Mr Stajcic has not travelled alone.
Aside from bringing his wife and kids, the trip to remote Northern Territory is also a homecoming for 16-year-old Shadeene Evans.
After receiving a scholarship with the John Moriarty Foundation three years ago, Ms Evans has been living and playing soccer in Sydney and now represents Australia in the Young Matildas.
"Everything went so quickly, moving from here to down there. I enjoy everything, I enjoy the school and I just love going to training and seeing all the girls. They encourage me to be a better player and person as well," Ms Evans said.
Ms Evans was identified by Mr Stajcic at a tournament in Canberra when she was 13 years old, and hoped to inspire other remote kids to pursue their dreams.
"Definitely it's worth it," she said.
"If you really love something and want something, you have to chase it and just fight through all the homesickness and stuff."
Borroloola has a history with the sport. It is played every week under the John Moriarty Football Foundation.

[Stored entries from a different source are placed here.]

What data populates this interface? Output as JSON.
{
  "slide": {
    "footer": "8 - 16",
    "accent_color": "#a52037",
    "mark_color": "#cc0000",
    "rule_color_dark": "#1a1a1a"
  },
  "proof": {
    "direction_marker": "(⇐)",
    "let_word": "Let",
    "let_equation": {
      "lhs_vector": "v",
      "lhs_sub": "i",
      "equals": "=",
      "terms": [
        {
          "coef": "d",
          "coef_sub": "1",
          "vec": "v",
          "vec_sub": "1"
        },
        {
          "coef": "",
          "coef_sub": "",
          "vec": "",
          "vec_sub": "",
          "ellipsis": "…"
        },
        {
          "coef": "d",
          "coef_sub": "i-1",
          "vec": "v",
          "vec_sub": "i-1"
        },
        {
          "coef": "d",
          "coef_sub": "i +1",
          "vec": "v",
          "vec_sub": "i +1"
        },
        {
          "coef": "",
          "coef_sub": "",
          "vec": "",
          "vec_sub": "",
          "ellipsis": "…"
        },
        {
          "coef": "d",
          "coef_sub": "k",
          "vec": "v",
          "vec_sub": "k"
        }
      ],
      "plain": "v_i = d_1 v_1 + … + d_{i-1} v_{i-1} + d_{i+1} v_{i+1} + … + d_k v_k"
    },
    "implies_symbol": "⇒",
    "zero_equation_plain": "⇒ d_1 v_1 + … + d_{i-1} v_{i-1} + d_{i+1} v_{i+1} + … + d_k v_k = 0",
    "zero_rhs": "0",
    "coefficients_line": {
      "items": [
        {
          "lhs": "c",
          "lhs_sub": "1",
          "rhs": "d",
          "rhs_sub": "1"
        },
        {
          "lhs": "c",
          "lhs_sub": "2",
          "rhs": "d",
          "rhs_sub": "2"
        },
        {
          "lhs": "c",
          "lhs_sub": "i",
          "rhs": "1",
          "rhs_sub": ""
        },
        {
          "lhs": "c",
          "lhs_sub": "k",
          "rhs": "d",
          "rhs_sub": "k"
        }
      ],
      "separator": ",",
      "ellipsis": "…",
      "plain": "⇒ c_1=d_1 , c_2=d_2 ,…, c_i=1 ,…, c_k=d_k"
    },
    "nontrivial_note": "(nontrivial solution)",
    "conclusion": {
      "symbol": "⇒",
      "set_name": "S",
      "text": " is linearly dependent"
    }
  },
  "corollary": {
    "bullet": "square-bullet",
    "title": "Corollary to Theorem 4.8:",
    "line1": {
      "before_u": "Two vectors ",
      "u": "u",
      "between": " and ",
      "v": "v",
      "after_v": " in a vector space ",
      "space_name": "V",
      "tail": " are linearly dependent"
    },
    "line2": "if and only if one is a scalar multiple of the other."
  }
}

Named after Borroloola-born John Moriarty, the first Aboriginal footballer selected for Australia, the foundation has been engaging six to 16-year-old children for seven years now.
Mr Moriarty wants remote children to continue his legacy and love of football.
"They just want to play football. Want to come to the upper levels of the game here, but also represent Australia and play in the World Cup," he said.
"The game is there for us to conquer, especially for these kids here.
"We need to develop the grassroots and it doesn't get more grassroots than this."
While the rest of the globe enjoys World Cup fever, the remote kids in Borroloola are revelling in the chance to show one of Australian football's elite coaches exactly what they have to offer.